Karen Dubin, Founder & Director of Sniffapalooza, can clock her interest in fragrance down to the day. She was four years old.

“My Grandmother Rose started working when she was eight. When she became 60, she took the money she had saved and began taking cruises to see the world on the luxury liners that would be at sea for three months at a time. When she came back from her first trip, she brought me scented soaps from hotels like The Ritz and The Savoy. I kept them in a little shoebox. She noticed I was attracted to the scents, and on her next trip, she brought me back small bottles of perfume—Joy, Chanel, Carven. I loved the packaging, too. That really started it!”

Avoiding sugary-sweet scents as a young girl, Karen started wearing men’s scents (Ralph Lauren Chaps for Men) at the age of 10. She spent her allowance on fragrances—the first bottle she bought was Lanvin Arpège when she was six. She can even recite the classic ads for Arpège: “Promise Her Anything, But Give Her Arpège.”

Karen’s increasing interest and knowledge of perfume ultimately became the driving force behind creating Sniffapalooza in 2002, the international event-based organization for fragrance enthusiasts. The philosophy of Sniffapalooza is to celebrate fragrance as an art, and its creators—perfumers—as artists.

“Perfumers are like rock stars to us!” Karen said.

The first event comprised only four people, a woman from Queens, and two women who came in from Cleveland for the day.

“We shopped, compared fragrances, ate, and talked about jobs, kids, husbands and boyfriends. It was so much fun being with people who love what you love!”

Soon the events grew larger. “It wasn’t difficult. I had a following from when I wrote fragrance reviews for MakeupAlley.com, and I was a fixture at the fragrance counters of Barneys, Takashimaya, Henri Bendel and other stores…known as a really knowledgeable consumer. We had the first ‘meetup’ before the word ‘meetup’ ever existed!”

What excites Karen most about winning this year’s Great Idea Award for Fragrance Innovation? She’s the first consumer to win it.

“That’s kind of wonderful. I’m really winning this for all the other consumers out there. This wasn’t my job, it came from pure passion!”

Up until the summer of 2012, Karen held down a full-time career in advertising as a producer and writer of TV and radio commercials.

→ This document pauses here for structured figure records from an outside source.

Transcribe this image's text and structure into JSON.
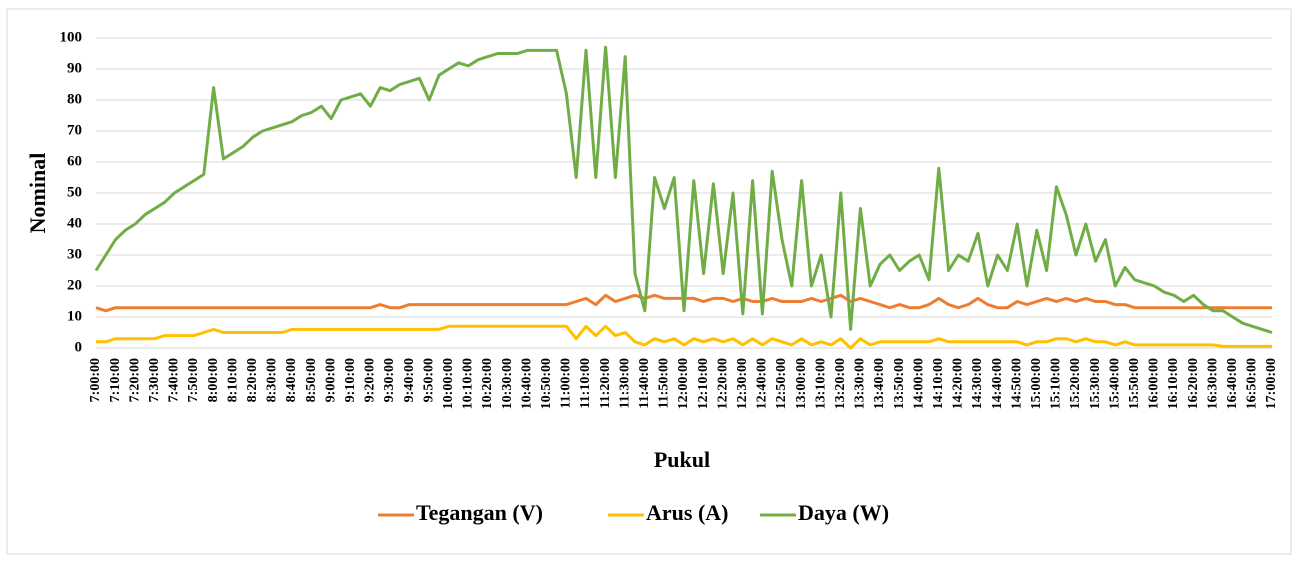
{
  "chart_data": {
    "type": "line",
    "x_label": "Pukul",
    "y_label": "Nominal",
    "categories": [
      "7:00:00",
      null,
      "7:10:00",
      null,
      "7:20:00",
      null,
      "7:30:00",
      null,
      "7:40:00",
      null,
      "7:50:00",
      null,
      "8:00:00",
      null,
      "8:10:00",
      null,
      "8:20:00",
      null,
      "8:30:00",
      null,
      "8:40:00",
      null,
      "8:50:00",
      null,
      "9:00:00",
      null,
      "9:10:00",
      null,
      "9:20:00",
      null,
      "9:30:00",
      null,
      "9:40:00",
      null,
      "9:50:00",
      null,
      "10:00:00",
      null,
      "10:10:00",
      null,
      "10:20:00",
      null,
      "10:30:00",
      null,
      "10:40:00",
      null,
      "10:50:00",
      null,
      "11:00:00",
      null,
      "11:10:00",
      null,
      "11:20:00",
      null,
      "11:30:00",
      null,
      "11:40:00",
      null,
      "11:50:00",
      null,
      "12:00:00",
      null,
      "12:10:00",
      null,
      "12:20:00",
      null,
      "12:30:00",
      null,
      "12:40:00",
      null,
      "12:50:00",
      null,
      "13:00:00",
      null,
      "13:10:00",
      null,
      "13:20:00",
      null,
      "13:30:00",
      null,
      "13:40:00",
      null,
      "13:50:00",
      null,
      "14:00:00",
      null,
      "14:10:00",
      null,
      "14:20:00",
      null,
      "14:30:00",
      null,
      "14:40:00",
      null,
      "14:50:00",
      null,
      "15:00:00",
      null,
      "15:10:00",
      null,
      "15:20:00",
      null,
      "15:30:00",
      null,
      "15:40:00",
      null,
      "15:50:00",
      null,
      "16:00:00",
      null,
      "16:10:00",
      null,
      "16:20:00",
      null,
      "16:30:00",
      null,
      "16:40:00",
      null,
      "16:50:00",
      null,
      "17:00:00"
    ],
    "series": [
      {
        "name": "Tegangan (V)",
        "color": "#ed7d31",
        "values": [
          13,
          12,
          13,
          13,
          13,
          13,
          13,
          13,
          13,
          13,
          13,
          13,
          13,
          13,
          13,
          13,
          13,
          13,
          13,
          13,
          13,
          13,
          13,
          13,
          13,
          13,
          13,
          13,
          13,
          14,
          13,
          13,
          14,
          14,
          14,
          14,
          14,
          14,
          14,
          14,
          14,
          14,
          14,
          14,
          14,
          14,
          14,
          14,
          14,
          15,
          16,
          14,
          17,
          15,
          16,
          17,
          16,
          17,
          16,
          16,
          16,
          16,
          15,
          16,
          16,
          15,
          16,
          15,
          15,
          16,
          15,
          15,
          15,
          16,
          15,
          16,
          17,
          15,
          16,
          15,
          14,
          13,
          14,
          13,
          13,
          14,
          16,
          14,
          13,
          14,
          16,
          14,
          13,
          13,
          15,
          14,
          15,
          16,
          15,
          16,
          15,
          16,
          15,
          15,
          14,
          14,
          13,
          13,
          13,
          13,
          13,
          13,
          13,
          13,
          13,
          13,
          13,
          13,
          13,
          13,
          13
        ]
      },
      {
        "name": "Arus (A)",
        "color": "#ffc000",
        "values": [
          2,
          2,
          3,
          3,
          3,
          3,
          3,
          4,
          4,
          4,
          4,
          5,
          6,
          5,
          5,
          5,
          5,
          5,
          5,
          5,
          6,
          6,
          6,
          6,
          6,
          6,
          6,
          6,
          6,
          6,
          6,
          6,
          6,
          6,
          6,
          6,
          7,
          7,
          7,
          7,
          7,
          7,
          7,
          7,
          7,
          7,
          7,
          7,
          7,
          3,
          7,
          4,
          7,
          4,
          5,
          2,
          1,
          3,
          2,
          3,
          1,
          3,
          2,
          3,
          2,
          3,
          1,
          3,
          1,
          3,
          2,
          1,
          3,
          1,
          2,
          1,
          3,
          0,
          3,
          1,
          2,
          2,
          2,
          2,
          2,
          2,
          3,
          2,
          2,
          2,
          2,
          2,
          2,
          2,
          2,
          1,
          2,
          2,
          3,
          3,
          2,
          3,
          2,
          2,
          1,
          2,
          1,
          1,
          1,
          1,
          1,
          1,
          1,
          1,
          1,
          0.5,
          0.5,
          0.5,
          0.5,
          0.5,
          0.5
        ]
      },
      {
        "name": "Daya (W)",
        "color": "#70ad47",
        "values": [
          25,
          30,
          35,
          38,
          40,
          43,
          45,
          47,
          50,
          52,
          54,
          56,
          84,
          61,
          63,
          65,
          68,
          70,
          71,
          72,
          73,
          75,
          76,
          78,
          74,
          80,
          81,
          82,
          78,
          84,
          83,
          85,
          86,
          87,
          80,
          88,
          90,
          92,
          91,
          93,
          94,
          95,
          95,
          95,
          96,
          96,
          96,
          96,
          82,
          55,
          96,
          55,
          97,
          55,
          94,
          24,
          12,
          55,
          45,
          55,
          12,
          54,
          24,
          53,
          24,
          50,
          11,
          54,
          11,
          57,
          35,
          20,
          54,
          20,
          30,
          10,
          50,
          6,
          45,
          20,
          27,
          30,
          25,
          28,
          30,
          22,
          58,
          25,
          30,
          28,
          37,
          20,
          30,
          25,
          40,
          20,
          38,
          25,
          52,
          43,
          30,
          40,
          28,
          35,
          20,
          26,
          22,
          21,
          20,
          18,
          17,
          15,
          17,
          14,
          12,
          12,
          10,
          8,
          7,
          6,
          5
        ]
      }
    ],
    "ylim": [
      0,
      100
    ],
    "yticks": [
      0,
      10,
      20,
      30,
      40,
      50,
      60,
      70,
      80,
      90,
      100
    ],
    "grid": true,
    "legend": "bottom"
  }
}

But over the years, Sniffapalooza became as natural to her as a heartbeat. Her company had its first formal event in 2004 at Bergdorf Goodman, attended by other fragrance enthusiasts she met online. One of those attending was Karen Adams, who eventually became her partner in Sniffapalooza, and together they have turned it into the largest consumer fragrance group on the planet, producing many events as well as a yearly trip abroad to study fragrance in a foreign city. The group has very good relationships with perfumers and has done many events with them, and many have even joined Sniffapalooza.

A turning point for Sniffapalooza was in December 2005, when a feature story about Karen and the group ran on the front page of The Wall Street Journal, complete with a woodcut portrait of Karen. “I felt like we had really arrived!”

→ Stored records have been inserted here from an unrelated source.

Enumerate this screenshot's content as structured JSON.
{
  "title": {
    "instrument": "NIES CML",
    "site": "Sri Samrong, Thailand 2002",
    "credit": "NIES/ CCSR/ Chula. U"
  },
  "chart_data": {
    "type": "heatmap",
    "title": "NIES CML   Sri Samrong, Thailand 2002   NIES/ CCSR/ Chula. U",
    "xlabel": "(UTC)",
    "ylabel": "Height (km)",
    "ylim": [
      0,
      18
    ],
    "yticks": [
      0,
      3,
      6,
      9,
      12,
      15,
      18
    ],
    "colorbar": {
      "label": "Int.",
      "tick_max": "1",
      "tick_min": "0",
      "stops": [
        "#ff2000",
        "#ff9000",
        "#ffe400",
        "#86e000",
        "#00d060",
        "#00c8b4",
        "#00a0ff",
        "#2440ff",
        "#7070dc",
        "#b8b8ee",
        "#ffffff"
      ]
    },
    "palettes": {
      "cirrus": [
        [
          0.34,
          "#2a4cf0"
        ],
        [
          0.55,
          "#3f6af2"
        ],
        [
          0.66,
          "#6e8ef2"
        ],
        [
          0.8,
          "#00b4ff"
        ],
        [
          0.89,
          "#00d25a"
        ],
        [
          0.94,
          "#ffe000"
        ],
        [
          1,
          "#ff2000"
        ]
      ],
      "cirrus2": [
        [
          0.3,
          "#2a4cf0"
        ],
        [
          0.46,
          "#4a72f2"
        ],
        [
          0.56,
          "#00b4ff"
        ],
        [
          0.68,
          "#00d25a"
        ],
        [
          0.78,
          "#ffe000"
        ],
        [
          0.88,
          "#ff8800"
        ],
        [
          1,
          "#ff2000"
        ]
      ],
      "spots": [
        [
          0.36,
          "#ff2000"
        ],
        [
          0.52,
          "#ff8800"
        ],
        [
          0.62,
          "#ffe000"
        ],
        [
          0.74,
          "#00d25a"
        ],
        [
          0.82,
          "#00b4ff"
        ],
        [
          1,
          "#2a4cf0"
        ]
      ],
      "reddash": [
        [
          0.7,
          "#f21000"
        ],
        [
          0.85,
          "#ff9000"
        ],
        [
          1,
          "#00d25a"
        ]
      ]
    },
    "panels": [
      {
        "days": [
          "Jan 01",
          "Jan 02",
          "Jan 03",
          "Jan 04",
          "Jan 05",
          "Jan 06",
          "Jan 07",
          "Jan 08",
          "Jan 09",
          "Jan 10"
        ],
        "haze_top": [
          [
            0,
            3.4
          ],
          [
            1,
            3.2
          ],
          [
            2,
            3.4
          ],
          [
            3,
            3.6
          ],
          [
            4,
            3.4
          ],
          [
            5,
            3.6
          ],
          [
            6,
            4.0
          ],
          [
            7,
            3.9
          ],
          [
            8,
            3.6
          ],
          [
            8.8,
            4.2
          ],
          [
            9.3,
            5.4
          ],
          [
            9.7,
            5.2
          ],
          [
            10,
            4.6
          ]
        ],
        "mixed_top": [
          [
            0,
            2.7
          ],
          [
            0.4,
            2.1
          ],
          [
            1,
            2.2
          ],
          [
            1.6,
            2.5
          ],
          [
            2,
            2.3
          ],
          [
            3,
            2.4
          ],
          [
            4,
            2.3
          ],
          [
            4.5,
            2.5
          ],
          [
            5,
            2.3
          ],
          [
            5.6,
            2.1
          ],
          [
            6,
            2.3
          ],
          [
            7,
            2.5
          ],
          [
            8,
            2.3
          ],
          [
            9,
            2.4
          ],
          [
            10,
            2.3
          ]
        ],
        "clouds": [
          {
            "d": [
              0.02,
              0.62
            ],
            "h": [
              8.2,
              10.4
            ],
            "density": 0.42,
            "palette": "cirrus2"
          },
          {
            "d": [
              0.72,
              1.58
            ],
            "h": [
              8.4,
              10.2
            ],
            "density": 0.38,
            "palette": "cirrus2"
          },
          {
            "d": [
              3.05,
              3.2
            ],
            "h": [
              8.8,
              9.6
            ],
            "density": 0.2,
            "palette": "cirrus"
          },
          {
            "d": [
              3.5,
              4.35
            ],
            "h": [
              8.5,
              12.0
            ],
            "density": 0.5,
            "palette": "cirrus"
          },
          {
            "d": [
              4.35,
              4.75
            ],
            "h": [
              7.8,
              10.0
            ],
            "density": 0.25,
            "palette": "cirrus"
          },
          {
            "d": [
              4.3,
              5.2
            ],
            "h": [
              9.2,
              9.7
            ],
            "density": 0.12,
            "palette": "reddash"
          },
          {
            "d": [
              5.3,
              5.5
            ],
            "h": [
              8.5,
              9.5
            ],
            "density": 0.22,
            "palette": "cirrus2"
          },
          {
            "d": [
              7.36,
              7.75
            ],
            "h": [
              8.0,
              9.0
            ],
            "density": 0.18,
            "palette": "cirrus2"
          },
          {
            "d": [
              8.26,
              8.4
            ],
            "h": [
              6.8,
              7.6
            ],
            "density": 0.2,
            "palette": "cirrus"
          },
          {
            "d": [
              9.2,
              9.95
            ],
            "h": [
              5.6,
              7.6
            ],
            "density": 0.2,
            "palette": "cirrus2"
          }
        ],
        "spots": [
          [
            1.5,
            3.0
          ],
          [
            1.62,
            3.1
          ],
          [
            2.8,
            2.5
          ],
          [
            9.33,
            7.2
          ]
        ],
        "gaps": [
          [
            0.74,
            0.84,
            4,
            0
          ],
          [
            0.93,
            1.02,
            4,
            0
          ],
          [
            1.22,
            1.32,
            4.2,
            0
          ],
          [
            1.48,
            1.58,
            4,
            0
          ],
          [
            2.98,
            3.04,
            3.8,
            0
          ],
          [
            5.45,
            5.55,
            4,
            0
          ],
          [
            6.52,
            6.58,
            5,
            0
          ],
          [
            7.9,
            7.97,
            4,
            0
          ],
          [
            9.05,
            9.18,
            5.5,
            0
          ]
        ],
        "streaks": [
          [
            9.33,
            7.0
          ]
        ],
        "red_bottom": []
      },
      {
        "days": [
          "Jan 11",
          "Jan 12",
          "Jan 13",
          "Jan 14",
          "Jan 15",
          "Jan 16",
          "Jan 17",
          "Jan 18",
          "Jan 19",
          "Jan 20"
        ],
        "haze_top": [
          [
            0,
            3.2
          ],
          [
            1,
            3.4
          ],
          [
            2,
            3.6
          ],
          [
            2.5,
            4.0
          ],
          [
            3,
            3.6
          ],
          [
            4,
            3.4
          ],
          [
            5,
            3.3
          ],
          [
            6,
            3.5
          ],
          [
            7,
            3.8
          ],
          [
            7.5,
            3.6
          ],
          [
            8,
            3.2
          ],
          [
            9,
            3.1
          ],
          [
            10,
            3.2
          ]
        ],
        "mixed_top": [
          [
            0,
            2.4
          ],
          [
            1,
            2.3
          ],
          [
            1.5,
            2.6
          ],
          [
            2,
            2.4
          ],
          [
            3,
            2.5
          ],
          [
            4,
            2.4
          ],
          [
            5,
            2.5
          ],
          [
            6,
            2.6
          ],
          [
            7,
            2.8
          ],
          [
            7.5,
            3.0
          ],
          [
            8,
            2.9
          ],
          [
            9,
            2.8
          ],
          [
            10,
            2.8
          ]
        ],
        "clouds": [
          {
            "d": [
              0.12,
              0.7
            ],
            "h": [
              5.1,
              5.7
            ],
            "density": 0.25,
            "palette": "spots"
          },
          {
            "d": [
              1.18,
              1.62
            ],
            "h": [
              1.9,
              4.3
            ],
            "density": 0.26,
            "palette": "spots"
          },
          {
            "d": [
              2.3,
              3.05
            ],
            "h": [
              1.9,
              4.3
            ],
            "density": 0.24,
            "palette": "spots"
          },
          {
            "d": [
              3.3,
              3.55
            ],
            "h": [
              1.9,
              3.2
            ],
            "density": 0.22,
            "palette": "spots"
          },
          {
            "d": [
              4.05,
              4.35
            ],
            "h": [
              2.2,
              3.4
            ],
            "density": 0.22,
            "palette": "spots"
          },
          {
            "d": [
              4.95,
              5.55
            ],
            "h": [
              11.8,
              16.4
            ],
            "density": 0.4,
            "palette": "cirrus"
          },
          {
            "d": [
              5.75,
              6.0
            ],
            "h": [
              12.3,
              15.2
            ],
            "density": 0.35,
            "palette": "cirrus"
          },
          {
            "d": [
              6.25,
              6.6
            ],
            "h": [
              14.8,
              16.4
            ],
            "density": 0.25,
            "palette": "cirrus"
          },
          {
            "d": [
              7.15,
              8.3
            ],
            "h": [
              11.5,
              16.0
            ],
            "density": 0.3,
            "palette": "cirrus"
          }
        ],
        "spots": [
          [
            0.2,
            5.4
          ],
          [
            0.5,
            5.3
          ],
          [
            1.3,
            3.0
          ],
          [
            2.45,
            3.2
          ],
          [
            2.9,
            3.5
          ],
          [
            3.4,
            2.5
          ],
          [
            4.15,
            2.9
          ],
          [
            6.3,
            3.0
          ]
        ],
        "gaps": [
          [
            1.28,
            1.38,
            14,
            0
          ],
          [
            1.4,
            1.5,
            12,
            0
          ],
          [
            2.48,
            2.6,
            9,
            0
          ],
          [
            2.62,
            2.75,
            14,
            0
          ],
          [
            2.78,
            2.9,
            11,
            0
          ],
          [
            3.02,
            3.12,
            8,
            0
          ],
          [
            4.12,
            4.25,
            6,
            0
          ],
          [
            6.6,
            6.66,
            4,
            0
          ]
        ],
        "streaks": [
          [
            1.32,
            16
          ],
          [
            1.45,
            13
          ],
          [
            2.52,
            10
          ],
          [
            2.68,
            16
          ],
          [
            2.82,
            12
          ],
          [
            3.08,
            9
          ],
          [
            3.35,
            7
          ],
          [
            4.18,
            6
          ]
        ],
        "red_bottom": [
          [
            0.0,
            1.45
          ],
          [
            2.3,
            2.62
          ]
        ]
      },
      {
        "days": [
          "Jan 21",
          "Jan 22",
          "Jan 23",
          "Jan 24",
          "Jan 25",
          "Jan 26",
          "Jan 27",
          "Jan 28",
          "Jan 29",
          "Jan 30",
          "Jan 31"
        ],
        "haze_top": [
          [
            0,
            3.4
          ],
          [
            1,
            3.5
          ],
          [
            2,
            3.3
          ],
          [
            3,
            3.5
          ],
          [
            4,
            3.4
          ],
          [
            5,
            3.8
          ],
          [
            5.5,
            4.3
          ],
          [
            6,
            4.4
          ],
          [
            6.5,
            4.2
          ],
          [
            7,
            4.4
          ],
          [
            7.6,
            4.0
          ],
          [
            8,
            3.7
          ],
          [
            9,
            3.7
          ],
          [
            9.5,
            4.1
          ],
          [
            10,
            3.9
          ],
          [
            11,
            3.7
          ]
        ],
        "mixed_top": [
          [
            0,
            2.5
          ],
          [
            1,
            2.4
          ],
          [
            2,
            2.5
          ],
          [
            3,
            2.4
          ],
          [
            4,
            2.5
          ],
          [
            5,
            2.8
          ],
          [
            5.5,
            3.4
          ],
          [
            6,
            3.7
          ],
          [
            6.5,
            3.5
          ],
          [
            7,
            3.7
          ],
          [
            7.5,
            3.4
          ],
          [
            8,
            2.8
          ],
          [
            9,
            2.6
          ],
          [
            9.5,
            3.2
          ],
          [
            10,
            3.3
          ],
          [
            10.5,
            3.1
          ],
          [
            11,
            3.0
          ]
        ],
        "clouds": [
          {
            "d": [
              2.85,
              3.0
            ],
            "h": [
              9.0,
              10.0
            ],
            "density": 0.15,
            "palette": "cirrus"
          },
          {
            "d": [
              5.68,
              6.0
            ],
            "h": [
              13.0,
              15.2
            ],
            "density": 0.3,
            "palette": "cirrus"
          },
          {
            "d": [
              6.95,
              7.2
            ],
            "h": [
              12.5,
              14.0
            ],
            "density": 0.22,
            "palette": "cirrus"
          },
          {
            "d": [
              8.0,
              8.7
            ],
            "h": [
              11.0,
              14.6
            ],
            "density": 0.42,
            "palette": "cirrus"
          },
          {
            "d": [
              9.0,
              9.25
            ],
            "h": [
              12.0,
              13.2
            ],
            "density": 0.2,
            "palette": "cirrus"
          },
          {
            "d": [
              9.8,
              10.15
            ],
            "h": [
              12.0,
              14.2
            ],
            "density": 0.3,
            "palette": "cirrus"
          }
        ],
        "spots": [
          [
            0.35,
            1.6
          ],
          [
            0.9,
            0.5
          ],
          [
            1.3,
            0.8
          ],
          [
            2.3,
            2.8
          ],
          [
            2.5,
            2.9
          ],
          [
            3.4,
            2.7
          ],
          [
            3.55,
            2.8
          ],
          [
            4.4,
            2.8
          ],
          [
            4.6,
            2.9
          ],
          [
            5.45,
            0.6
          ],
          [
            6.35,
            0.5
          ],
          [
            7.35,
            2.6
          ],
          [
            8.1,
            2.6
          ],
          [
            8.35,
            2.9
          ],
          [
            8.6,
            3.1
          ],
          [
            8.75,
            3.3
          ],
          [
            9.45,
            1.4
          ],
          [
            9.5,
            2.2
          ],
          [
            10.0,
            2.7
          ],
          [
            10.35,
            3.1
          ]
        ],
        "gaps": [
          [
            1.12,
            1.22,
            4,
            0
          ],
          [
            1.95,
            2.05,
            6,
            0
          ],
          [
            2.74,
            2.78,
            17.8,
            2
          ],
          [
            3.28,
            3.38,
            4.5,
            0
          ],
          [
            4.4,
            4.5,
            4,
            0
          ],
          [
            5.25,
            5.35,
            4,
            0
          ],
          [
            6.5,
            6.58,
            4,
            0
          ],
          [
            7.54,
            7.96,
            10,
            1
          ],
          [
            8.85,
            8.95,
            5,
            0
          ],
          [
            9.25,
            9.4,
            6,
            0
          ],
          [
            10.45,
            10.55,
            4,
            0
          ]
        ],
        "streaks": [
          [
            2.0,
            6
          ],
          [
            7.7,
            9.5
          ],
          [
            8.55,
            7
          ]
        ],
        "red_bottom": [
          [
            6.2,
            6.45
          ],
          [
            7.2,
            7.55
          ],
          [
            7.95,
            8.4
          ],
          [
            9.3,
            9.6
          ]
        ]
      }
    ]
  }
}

While Karen’s group generates sales for stores—and she’s helped several retailers curate their niche fragrance selections—Sniffapalooza has never been monetized. It’s always been about the shared passion and camaraderie of kindred spirits.

“It’s complex. I worked in advertising for over 29 years, but fragrance is really what I’m about—it’s my life. I boldly left a secure job to see if I could forge a career in fragrance, and I was lucky—because of my reputation with Sniffapalooza, I picked up freelance work right away. And now I’m involved in several projects with fragrance houses. This will also give me the time to think about building Sniffapalooza globally.”

Today Karen is trying to figure out her next steps in growing her company, and where she fits in the fragrance industry. What does she think she’s contributed most to it?

“What wound up happening, totally without setting out to, was that with Sniffapalooza I ended up identifying a consumer for the fragrance industry they weren’t even aware of—passionate, knowledgeable, informed—wants to know everything about the perfumer, his process, inspirations, curious about every detail from the first idea on the back of a cocktail napkin to the finished product on the shelf. And, importantly, this consumer buys a lot. Additionally, I gave the consumer a voice. That was a new concept. Fragrance companies and raw material houses know we’re informed, and they trust our opinions and want to know what we think. We’ve become a muse and a powerful marketing tool for the fragrance industry. The consumer is now, rightfully so, a part of the equation.”